Dagu ditopang dengan satu tangan, sedang menyamankan diri untuk melanjutkan kegiatannya. Sudut-sudut bibir itu ditarik halus, membentuk ulasan senyum menawan yang melelehkan hati."Ini, makanlah."
Sosok yang diperhatikannya sejak tadi, telah berbalik sembari menyodorkan sepiring nasi telur. Raut wajah manis itu ditekuk tak ramah, namun tidak sampai melunturkan kemolekannya barang sedikit.
"Terima kasih."
Jimin menarik seporsi makan siang sederhana itu ke hadapan. Menyendok satu suapan penuh, sebelum mengunyahnya dengan semangat. Nikmat tentu. Apalagi dibuat hanya untuknya.
"Kau tidak makan?"
"Sudah, dengan Hoseok tadi."
"Pacarmu itu ya, Yoon?"
Tidak ada jawaban, tapi cara Min Yoongi menatap Jimin telah cukup mengkonfirmasi kebenarannya.
"Kapan putus?"
Yoongi memicing. Kentara sekali tidak suka dengan lontaran pertanyaan yang demikian. Apalagi Jimin menanyakannya dengan nada yang teramat santai. Tidak merasa berdosa.
"Selain tampan, apalagi lebihnya pacarmu itu?"
"Banyak. Yang jelas, Hoseok tidak menyebalkan sepertimu."
Jimin terkekeh diantara kunyahannya. Menelan buru-buru untuk segera menyahut, "memang kapan aku pernah bersikap menyebalkan?"
"Sekarang ini. Dua menit lalu, satu jam lalu, kemarin, dan terus seperti itu."
Kali ini pemuda Park itu terbahak kencang. Kontradiktif dengan ekspresi Yoongi yang datar dan tak menaruh minat.

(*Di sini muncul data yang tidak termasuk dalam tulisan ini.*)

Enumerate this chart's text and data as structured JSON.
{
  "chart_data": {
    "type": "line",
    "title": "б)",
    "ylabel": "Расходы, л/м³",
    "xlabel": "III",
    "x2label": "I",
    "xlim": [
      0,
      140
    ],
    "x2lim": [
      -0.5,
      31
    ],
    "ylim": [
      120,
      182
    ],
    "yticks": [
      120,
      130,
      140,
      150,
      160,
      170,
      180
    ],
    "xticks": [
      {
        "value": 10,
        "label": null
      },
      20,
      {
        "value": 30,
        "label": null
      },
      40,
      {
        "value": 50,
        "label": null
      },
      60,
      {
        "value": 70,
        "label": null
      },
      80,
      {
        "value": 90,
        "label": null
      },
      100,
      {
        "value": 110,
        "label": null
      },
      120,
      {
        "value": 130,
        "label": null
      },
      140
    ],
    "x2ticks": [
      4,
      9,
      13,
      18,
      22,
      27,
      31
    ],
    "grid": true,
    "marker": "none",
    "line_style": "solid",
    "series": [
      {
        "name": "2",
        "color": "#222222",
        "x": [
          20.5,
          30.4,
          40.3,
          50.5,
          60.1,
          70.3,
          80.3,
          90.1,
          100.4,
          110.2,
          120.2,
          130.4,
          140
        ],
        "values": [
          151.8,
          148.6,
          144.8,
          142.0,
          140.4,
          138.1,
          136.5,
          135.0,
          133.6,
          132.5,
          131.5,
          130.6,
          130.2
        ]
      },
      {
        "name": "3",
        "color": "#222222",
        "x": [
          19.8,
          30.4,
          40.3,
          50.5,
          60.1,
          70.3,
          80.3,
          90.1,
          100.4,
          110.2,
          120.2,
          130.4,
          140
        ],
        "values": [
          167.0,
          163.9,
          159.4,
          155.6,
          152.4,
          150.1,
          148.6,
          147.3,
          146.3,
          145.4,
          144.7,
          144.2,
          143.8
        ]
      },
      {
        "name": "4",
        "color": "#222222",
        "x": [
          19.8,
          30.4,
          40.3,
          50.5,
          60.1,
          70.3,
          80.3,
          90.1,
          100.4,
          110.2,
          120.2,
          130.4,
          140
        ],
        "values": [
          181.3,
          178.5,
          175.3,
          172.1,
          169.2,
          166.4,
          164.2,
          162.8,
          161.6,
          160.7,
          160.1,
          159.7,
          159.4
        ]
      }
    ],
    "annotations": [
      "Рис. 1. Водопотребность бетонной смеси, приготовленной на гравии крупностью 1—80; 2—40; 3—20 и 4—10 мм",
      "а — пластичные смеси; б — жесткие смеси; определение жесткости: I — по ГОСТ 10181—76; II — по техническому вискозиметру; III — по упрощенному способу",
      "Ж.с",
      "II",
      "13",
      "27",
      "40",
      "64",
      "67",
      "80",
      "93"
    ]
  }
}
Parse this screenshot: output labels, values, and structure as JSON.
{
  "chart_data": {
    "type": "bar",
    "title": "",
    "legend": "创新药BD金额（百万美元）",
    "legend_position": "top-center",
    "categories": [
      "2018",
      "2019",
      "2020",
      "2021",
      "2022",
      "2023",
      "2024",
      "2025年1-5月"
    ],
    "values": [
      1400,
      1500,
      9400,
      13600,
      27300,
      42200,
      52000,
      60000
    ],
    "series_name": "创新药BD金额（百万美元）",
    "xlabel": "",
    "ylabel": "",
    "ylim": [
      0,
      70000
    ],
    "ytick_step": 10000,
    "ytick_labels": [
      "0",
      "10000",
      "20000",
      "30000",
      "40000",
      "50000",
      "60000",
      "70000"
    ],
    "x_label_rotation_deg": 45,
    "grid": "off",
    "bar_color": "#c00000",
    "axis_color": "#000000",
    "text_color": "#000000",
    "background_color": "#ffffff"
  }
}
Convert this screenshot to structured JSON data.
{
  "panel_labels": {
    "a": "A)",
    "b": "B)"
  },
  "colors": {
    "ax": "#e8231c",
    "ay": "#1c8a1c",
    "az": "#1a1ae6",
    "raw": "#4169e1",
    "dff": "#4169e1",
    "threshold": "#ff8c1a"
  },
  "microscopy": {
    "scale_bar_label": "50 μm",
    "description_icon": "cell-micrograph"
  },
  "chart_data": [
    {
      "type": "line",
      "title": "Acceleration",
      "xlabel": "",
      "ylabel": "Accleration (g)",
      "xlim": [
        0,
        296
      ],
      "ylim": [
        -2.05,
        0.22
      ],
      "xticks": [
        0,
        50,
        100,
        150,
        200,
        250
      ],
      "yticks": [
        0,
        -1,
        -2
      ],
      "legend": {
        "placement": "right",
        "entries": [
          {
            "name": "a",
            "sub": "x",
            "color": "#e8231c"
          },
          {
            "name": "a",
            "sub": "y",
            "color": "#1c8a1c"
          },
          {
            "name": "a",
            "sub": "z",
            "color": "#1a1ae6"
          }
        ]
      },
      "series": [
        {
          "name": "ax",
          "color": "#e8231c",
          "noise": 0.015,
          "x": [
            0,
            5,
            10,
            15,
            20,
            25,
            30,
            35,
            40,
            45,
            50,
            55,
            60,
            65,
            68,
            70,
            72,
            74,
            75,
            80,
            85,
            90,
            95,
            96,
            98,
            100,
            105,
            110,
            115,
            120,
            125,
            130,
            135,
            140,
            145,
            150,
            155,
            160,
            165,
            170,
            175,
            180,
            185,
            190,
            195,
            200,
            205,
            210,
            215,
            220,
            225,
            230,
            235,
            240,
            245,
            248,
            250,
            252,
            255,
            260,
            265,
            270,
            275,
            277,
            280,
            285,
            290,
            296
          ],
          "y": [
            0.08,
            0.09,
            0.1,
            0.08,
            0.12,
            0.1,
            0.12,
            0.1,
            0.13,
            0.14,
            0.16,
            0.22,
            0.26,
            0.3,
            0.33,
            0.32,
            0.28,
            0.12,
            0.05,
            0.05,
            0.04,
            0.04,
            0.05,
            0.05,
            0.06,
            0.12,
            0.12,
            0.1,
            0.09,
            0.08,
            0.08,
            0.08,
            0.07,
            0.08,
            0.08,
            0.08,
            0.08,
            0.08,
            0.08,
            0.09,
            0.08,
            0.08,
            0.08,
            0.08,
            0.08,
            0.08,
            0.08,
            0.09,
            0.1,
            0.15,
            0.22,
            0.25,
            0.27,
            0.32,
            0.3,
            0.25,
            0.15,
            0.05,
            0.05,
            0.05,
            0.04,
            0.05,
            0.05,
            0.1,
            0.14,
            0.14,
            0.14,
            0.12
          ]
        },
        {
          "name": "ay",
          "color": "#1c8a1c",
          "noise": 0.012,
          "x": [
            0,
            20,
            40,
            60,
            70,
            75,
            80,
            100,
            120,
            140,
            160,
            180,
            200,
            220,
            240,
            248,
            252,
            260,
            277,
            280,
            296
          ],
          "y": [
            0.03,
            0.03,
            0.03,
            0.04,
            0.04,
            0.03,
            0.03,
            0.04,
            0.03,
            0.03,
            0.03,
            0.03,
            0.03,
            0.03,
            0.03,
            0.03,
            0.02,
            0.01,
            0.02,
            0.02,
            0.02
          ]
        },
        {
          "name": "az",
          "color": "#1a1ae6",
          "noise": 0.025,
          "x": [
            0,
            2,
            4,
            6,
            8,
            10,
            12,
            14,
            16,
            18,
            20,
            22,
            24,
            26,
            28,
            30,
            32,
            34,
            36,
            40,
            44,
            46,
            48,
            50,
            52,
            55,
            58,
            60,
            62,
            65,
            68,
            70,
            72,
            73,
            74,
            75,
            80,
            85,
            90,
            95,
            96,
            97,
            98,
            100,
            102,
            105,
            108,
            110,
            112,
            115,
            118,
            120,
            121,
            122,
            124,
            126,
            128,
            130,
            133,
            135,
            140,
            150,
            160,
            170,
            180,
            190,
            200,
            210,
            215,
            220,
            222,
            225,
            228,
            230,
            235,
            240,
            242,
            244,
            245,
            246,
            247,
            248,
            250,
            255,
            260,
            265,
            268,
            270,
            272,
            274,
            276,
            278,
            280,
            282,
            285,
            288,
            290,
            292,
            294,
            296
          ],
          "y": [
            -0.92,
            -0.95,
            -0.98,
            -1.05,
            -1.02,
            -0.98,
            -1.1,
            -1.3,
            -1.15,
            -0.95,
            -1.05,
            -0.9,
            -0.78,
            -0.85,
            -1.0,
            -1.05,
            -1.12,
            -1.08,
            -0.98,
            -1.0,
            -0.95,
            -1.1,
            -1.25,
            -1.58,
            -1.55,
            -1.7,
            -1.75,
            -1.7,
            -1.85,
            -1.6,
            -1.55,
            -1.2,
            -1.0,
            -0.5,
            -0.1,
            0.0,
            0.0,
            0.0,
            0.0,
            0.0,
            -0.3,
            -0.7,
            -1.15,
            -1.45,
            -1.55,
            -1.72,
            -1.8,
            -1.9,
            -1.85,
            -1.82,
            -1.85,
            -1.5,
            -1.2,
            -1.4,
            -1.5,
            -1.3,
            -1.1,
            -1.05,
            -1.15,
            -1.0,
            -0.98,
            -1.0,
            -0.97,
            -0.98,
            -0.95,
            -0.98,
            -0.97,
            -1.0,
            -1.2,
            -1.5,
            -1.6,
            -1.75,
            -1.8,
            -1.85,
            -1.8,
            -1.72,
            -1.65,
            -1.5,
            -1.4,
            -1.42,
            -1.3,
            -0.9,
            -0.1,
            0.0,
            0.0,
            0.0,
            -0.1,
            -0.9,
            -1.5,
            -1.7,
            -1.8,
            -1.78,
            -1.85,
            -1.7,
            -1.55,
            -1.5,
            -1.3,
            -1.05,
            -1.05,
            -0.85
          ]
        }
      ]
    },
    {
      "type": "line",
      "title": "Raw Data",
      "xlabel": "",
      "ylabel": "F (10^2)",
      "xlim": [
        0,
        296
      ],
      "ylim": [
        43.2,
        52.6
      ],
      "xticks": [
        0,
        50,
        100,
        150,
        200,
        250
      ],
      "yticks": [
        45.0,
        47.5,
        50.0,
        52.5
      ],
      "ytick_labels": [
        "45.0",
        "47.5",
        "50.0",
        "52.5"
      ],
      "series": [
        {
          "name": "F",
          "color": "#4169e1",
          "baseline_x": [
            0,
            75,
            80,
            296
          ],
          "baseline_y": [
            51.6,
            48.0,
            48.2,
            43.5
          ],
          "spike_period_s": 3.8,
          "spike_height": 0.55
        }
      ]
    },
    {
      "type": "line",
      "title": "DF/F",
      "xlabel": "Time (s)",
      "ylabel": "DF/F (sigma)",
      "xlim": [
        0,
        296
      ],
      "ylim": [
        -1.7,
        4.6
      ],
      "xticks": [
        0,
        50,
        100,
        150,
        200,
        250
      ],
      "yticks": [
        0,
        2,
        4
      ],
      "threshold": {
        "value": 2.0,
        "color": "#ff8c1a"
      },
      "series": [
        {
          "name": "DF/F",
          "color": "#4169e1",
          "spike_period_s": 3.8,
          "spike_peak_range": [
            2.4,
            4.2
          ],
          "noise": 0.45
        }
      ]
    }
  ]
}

"Putuskan saja pacarmu itu. Kau tau, aku jauh lebih baik darinya."
Yoongi merotasi bola mata. Jengah. Park Jimin itu seperti tidak punya batas kepercayaan diri. Dan itulah yang membuatnya menyebalkan di mata Min Yoongi.
"Sudah kukatakan berulang kali, kita ini tidak bisa menjalin hubungan, Jimin."
Jimin terdiam sejenak. Pikirannya berkelana jauh dan dalam. Makanan di hadapan bahkan diabai untuk sementara waktu. Kalimat Yoongi barusan jelas memiliki makna tersendiri yang perlu dia resapi.
"Kalau kesempatan itu ada," Jimin berucap lambat-lambat, "apa kau mau berpacaran denganku?"
Yoongi mendengus.
"Kau mengajakku berangan-angan? Tidak. Aku tidak berminat."
"Jawab saja!"
Jimin menjadi gusar sendiri. Itu tergambar jelas di raut wajahnya.
Lalu kemudian Yoongi yang ganti berdiam diri. Netranya saling bertatapan dengan milik Jimin dalam hening yang canggung. Tanpa perlu dijelaskan, terlihat sekali pikiran masing-masing sedang berkecamuk tanpa arah.
"Tentu."
Yoongi memecah hening. Mengangguk kecil tanpa memutus tatapannya pada Jimin.
"Meski menyebalkan, kau tetap pria tampan yang memiliki tubuh sempurna."
"Sial."
Jimin terkekeh serak. Piringnya digeser untuk berganti meraih segelas air yang tiba-tiba saja dibutuhkannya untuk mengeringkan kerongkongan. Entahlah. Suasana mendadak terasa panas.
"Jadi kau hanya menaruh perhatian pada tubuhku?"
Yoongi menaikkan bahu tak peduli. "Memang kau tidak?" sanggahnya tenang, "aku akan berpura-pura tidak tau jika selama ini kau terus memelototi bokongku."
"Bangsat."
Bukannya merasa malu karena tertangkap basah, Jimin justru tertawa. Lagipula, sepertinya Yoongipun tidak menunjukkan reaksi keberatan sama sekali.
"Ada waktu dua jam sebelum mama papa pulang," ujar Jimin, mengangkat lengannya untuk mengecek arloji.
"Lalu?"
"Yakin tidak ingin coba seks denganku?"
Yoongi mengumpat dalam hati. Tapi tatapan liar yang dilayangkan Jimin untuknya benar-benar terlihat seksi. Sial. Sial. Kali ini Yoongi akan menyerah pada kewarasan. Adik tirinya itu bukan hanya sekali dua kali bersikap seperti ini.
"Asal kau tidak memaksaku untuk berlutut dan mengulum penismu."
Oh. Jimin tersenyum.
"Sayang," ucapnya lembut, "aku tidak perlu memaksamu untuk itu. Aku bertaruh, kau akan melakukannya sendiri dengan senang hati nanti."